Today’s intelligence community is facing new challenges. That in and of itself is not new; the community has been evolving for decades. What is new is both the changing nature of the threat and the approach that must be taken to meet it.

By Lt. Gen. Robert M. Shea, USMC (Ret.)

Today’s intelligence community is facing new challenges. That in and of itself is not new; the community has been evolving for decades. What is new is both the changing nature of the threat and the approach that must be taken to meet it.

At the top of everyone’s solution list is information sharing. As intelligence information is collected, it must be shared among agencies, civilian government organizations, including the law enforcement community, and international partners. And, this information must be accurate and effective, not merely comprehensive.

Today’s multisource intelligence offers its own spate of challenges along with potential benefits. So much information is coming from the growing number of sensors feeding the intelligence data pool that the intelligence community must be able to find valuable nuggets amid the mountain of data. Unfortunately, our collection processes have outpaced our ability to maintain control over the information they generate.

The human element cannot properly process everything that is out there. So, the key is having an analytic capability that can digest the data and put it in a context that has veracity and can be understood in a timely manner. Intelligence is much more than information gleaned from multiple sources. A lot of information coursing throughout the open-source world is misinformation.

This task is complicated by the evolving threat picture. When the U.S. intelligence community was built in the years immediately following World War II, its construct was based on collection methods. The CIA constituted human intelligence, the National Security Agency focused on signals intelligence and the Defense Intelligence Agency concentrated on defense-related issues and methodologies.

Now, gone are the days when the Free World faced an easily defined monolithic threat and could tailor its intelligence accordingly. A host of threats have emerged and their approach to confrontation varies. The intelligence community must anticipate new threats as well as try to predict adversarial activities.
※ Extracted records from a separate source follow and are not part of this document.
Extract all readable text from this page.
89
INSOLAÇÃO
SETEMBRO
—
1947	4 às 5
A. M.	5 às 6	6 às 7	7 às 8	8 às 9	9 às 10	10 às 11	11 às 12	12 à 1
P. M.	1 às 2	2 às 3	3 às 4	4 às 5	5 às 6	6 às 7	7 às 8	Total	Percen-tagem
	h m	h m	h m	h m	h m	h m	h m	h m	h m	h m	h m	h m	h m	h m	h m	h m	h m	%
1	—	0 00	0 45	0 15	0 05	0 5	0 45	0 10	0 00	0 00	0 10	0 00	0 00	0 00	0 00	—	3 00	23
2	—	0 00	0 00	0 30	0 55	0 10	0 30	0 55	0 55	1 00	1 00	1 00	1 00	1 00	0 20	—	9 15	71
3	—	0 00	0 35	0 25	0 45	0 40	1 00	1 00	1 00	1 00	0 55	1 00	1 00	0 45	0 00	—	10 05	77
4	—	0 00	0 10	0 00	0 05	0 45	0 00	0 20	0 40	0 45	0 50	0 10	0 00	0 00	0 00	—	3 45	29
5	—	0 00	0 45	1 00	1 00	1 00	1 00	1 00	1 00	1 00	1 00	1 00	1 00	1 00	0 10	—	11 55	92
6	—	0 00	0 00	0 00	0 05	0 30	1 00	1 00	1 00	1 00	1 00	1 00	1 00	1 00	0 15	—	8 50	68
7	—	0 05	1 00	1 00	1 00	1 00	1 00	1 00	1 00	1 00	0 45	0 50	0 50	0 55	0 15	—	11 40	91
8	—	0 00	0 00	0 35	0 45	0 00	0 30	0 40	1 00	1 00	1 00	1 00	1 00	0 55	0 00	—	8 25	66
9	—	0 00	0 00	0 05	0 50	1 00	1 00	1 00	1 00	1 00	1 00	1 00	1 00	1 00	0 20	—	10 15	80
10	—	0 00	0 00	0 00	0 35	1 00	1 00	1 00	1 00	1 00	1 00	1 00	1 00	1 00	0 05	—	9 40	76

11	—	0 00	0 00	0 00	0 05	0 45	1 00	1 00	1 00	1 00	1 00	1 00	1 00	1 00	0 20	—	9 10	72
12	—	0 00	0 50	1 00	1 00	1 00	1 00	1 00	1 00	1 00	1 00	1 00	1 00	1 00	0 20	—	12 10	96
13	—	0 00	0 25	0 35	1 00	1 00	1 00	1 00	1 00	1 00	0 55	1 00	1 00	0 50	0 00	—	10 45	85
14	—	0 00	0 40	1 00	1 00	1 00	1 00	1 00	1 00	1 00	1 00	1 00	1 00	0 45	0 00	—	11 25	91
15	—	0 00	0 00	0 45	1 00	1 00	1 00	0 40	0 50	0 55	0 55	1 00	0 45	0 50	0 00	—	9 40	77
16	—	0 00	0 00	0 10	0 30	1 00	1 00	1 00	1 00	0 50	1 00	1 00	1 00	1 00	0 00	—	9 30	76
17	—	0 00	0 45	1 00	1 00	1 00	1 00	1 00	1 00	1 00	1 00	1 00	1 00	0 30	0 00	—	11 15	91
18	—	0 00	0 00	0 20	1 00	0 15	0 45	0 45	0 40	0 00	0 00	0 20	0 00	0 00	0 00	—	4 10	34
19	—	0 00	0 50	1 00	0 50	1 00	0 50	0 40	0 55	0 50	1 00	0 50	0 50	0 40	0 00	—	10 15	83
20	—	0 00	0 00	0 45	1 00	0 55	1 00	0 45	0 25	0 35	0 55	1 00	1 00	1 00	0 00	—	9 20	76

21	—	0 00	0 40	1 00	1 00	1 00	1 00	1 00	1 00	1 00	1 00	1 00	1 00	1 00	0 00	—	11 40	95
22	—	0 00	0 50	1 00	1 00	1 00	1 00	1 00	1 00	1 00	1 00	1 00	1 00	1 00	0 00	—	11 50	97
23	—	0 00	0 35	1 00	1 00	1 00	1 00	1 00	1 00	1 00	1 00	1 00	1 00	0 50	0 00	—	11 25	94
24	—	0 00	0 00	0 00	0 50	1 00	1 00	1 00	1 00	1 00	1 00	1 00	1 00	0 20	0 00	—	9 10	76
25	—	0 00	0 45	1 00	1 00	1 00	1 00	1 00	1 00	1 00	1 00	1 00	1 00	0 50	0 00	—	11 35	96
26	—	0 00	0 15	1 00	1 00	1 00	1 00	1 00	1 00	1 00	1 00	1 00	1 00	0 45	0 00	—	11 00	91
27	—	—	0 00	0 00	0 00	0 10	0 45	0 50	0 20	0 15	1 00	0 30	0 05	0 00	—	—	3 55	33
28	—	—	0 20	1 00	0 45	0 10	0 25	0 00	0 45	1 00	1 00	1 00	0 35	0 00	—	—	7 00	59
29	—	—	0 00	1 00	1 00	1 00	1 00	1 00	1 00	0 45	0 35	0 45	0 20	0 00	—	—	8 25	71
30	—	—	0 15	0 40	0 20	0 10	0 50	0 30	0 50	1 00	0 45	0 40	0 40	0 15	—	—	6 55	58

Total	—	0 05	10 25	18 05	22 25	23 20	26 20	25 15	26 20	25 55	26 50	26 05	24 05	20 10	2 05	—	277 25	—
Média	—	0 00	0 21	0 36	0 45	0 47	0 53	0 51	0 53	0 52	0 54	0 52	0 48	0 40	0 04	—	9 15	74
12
This will require automated intelligence capabilities, including machine-to-machine activities. Above all, intelligence data must be consolidated in a way that generates products serving vital customer needs.
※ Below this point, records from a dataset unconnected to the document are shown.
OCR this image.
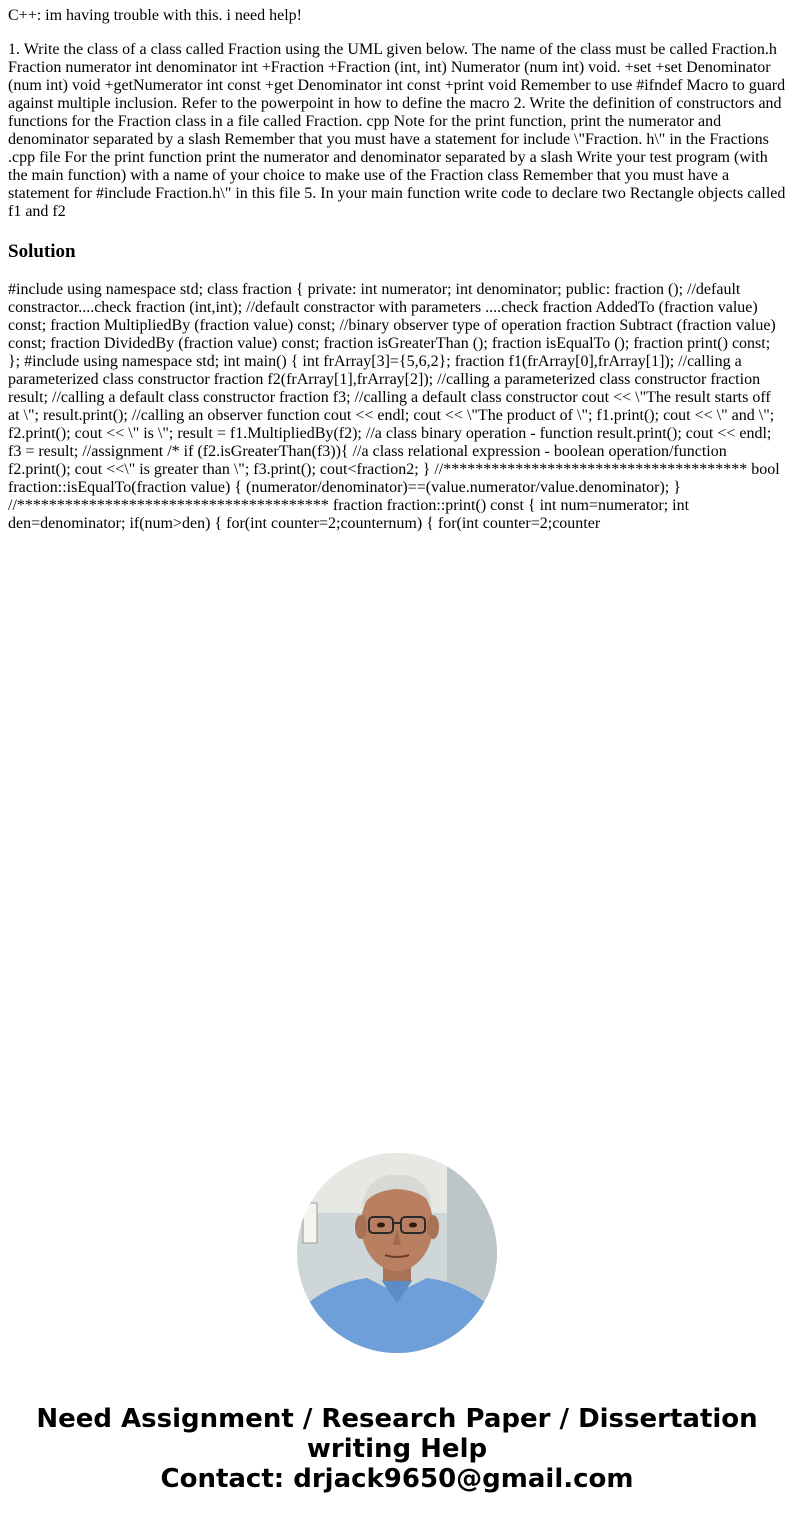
C++: im having trouble with this. i need help!

1. Write the class of a class called Fraction using the UML given below. The name of the class must be called Fraction.h Fraction numerator int denominator int +Fraction +Fraction (int, int) Numerator (num int) void. +set +set Denominator (num int) void +getNumerator int const +get Denominator int const +print void Remember to use #ifndef Macro to guard against multiple inclusion. Refer to the powerpoint in how to define the macro 2. Write the definition of constructors and functions for the Fraction class in a file called Fraction. cpp Note for the print function, print the numerator and denominator separated by a slash Remember that you must have a statement for include \"Fraction. h\" in the Fractions .cpp file For the print function print the numerator and denominator separated by a slash Write your test program (with the main function) with a name of your choice to make use of the Fraction class Remember that you must have a statement for #include Fraction.h\" in this file 5. In your main function write code to declare two Rectangle objects called f1 and f2

Solution

#include using namespace std; class fraction { private: int numerator; int denominator; public: fraction (); //default constractor....check fraction (int,int); //default constractor with parameters ....check fraction AddedTo (fraction value) const; fraction MultipliedBy (fraction value) const; //binary observer type of operation fraction Subtract (fraction value) const; fraction DividedBy (fraction value) const; fraction isGreaterThan (); fraction isEqualTo (); fraction print() const; }; #include using namespace std; int main() { int frArray[3]={5,6,2}; fraction f1(frArray[0],frArray[1]); //calling a parameterized class constructor fraction f2(frArray[1],frArray[2]); //calling a parameterized class constructor fraction result; //calling a default class constructor fraction f3; //calling a default class constructor cout << \"The result starts off at \"; result.print(); //calling an observer function cout << endl; cout << \"The product of \"; f1.print(); cout << \" and \"; f2.print(); cout << \" is \"; result = f1.MultipliedBy(f2); //a class binary operation - function result.print(); cout << endl; f3 = result; //assignment /* if (f2.isGreaterThan(f3)){ //a class relational expression - boolean operation/function f2.print(); cout <<\" is greater than \"; f3.print(); cout<fraction2; } //************************************** bool fraction::isEqualTo(fraction value) { (numerator/denominator)==(value.numerator/value.denominator); } //*************************************** fraction fraction::print() const { int num=numerator; int den=denominator; if(num>den) { for(int counter=2;counternum) { for(int counter=2;counter

Need Assignment / Research Paper / Dissertation
writing Help
Contact: drjack9650@gmail.com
James Clapper, the director of national intelligence, has emphasized the need for intelligence integration. From a budgetary sense alone, that is key for the future—the limited resources the community faces over the next few years mandate this approach. But this integration also benefits the user community, as the customer receives a product that is richer and more accurate. Not only does multisource intelligence provide a broader spectrum of information, the different sources also can vouch for each other’s veracity. We need the strongest synergy possible among the various intelligence organizations in the community for their ability to collect, analyze and disseminate vital knowledge.
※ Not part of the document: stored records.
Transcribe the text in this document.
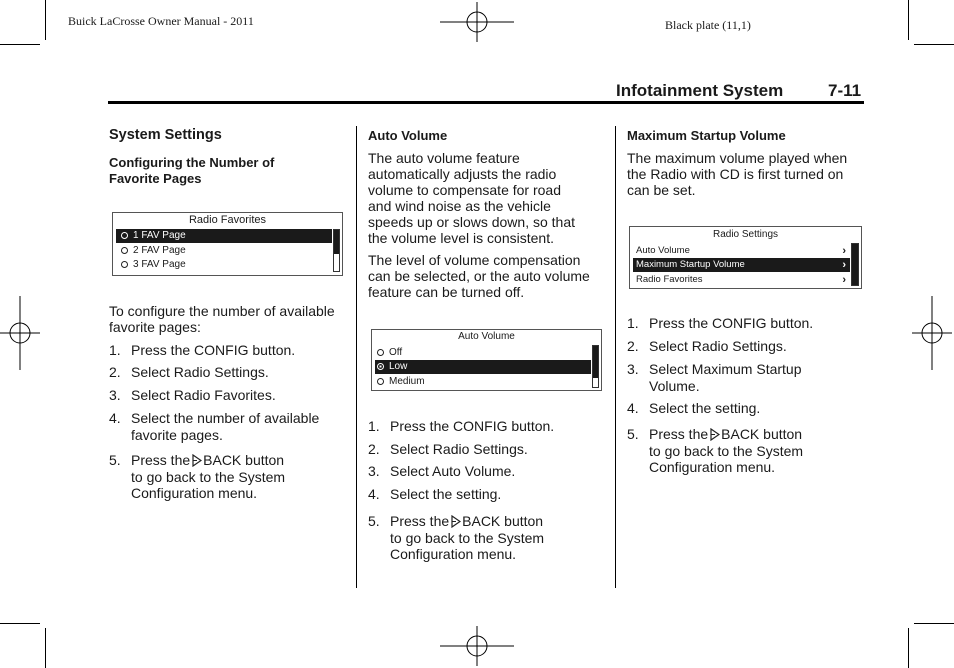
Buick LaCrosse Owner Manual - 2011	Black plate (11,1)
Infotainment System	7-11
System Settings
Configuring the Number of Favorite Pages
Radio Favorites
1 FAV Page
2 FAV Page
3 FAV Page
To configure the number of available favorite pages:
1. Press the CONFIG button.
2. Select Radio Settings.
3. Select Radio Favorites.
4. Select the number of available
favorite pages.
5. Press the BACK button
to go back to the System
Configuration menu.
Auto Volume
The auto volume feature
automatically adjusts the radio
volume to compensate for road
and wind noise as the vehicle
speeds up or slows down, so that
the volume level is consistent.
The level of volume compensation
can be selected, or the auto volume
feature can be turned off.
Auto Volume
Off
Low
Medium
1. Press the CONFIG button.
2. Select Radio Settings.
3. Select Auto Volume.
4. Select the setting.
5. Press the BACK button
to go back to the System
Configuration menu.
Maximum Startup Volume
The maximum volume played when
the Radio with CD is first turned on
can be set.
Radio Settings
Auto Volume	›
Maximum Startup Volume	›
Radio Favorites	›
1. Press the CONFIG button.
2. Select Radio Settings.
3. Select Maximum Startup
Volume.
4. Select the setting.
5. Press the BACK button
to go back to the System
Configuration menu.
That synergy is beginning to take place. Close to home, AFCEA is playing its own role striving to enable this integration in a targeted fashion. The association has built a community for intelligence professionals in which private sector and government intelligence experts can engage in a number of activities to the benefit of both sectors. One of AFCEA’s most active and effective committees is its Intelligence Committee, which comprises association members from all corners of the community, including senior leaders. AFCEA also has the Emerging Professionals in Intelligence Committee (EPIC), which focuses on further developing intelligence community professionals under the age of 40 by providing them tutelage and access to senior intelligence executives from across industry and government. Designated industry days, both classified and unclassified, enable government and industry professionals to share information. The National Intelligence University Foundation allows the association to advance the cause of the government’s degree-granting intelligence university. And, above all, AFCEA is striving to integrate intelligence among all of the association’s elements and activities.

For the long term, the community’s collection-oriented intelligence model may have to give way to a new approach that is geared more toward the threat than the means of its discovery. Ultimately, the intelligence community of the future may resemble little of the intelligence community of today. That maturation may be the most important key to ensuring the continued peace and security of the Free World.